Japan’s budget for the coming fiscal year provides a record 6.8 trillion yen ($50 billion) in defense spending, up 20% from a year earlier.
That includes 211.3 billion yen ($1.55 billion) for deployment of U.S.-made long-range Tomahawk cruise missiles that can be launched from warships and can hit targets up to 1,600 kilometers (1,000 miles) away.
“I have no doubt that the Japanese military could rapidly expand in scale, size, scope and skill very, very fast,” Milley said.
Milley Iterates Need For U.S To Quicken Military Assistance To Taiwan
Furthermore, the U.S Army General emphasized the need to accelerate U.S. military assistance to Taiwan.

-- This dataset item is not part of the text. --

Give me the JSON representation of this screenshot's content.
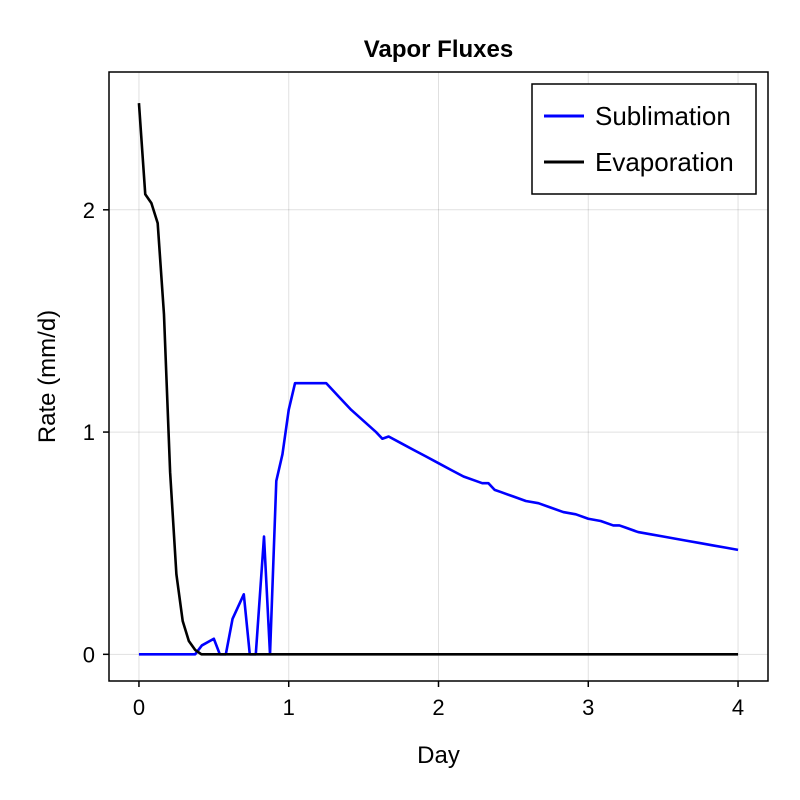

Milley cited that the island needs better air defense, mines and air-to-air and shore-to-ship capabilities.
“What we’re opposed to is any … use of military to compel some sort of unification,” Milley said.
He added that “Taiwan should have the capability to defend itself” as a way to deter any aggression by China.
“The speed at which we the United states or other countries assist Taiwan in improving their defensive capabilities, I think that probably needs to be accelerated in the years to come.”Gen. Mark Milley
The U.S is Taiwan’s most important arms supplier. Beijing has repeatedly demanded the sale of U.S weapons to Taiwan stop, viewing them as unwarranted support for the democratically governed island that Beijing claims.
Taiwan has since last year complained of delays to US weapon deliveries, such as Stinger anti-aircraft missiles, as manufacturers turned supplies to Ukraine as it battles invading Russian forces. The issue has concerned some US lawmakers.
Taiwan has said that its defence spending this year will focus on preparing weapons and equipment for a “total blockade” by China, including parts for F-16 fighters and replenishing weapons.
Meanwhile, Milley admitted that relations between the U.S and China were at a “very low point” and recent diplomatic meetings, including the one between U. S State Secretary Antony Blinken and top Chinese diplomat Wang Yi, were important to reduce the chances of escalation.
Milley also disclosed that the U.S was looking at whether it needed to change where some US forces were based within the Asia Pacific.
The majority of US forces in the region are in northeast Asia, including 28,500 in South Korea and 56,000 troops in Japan.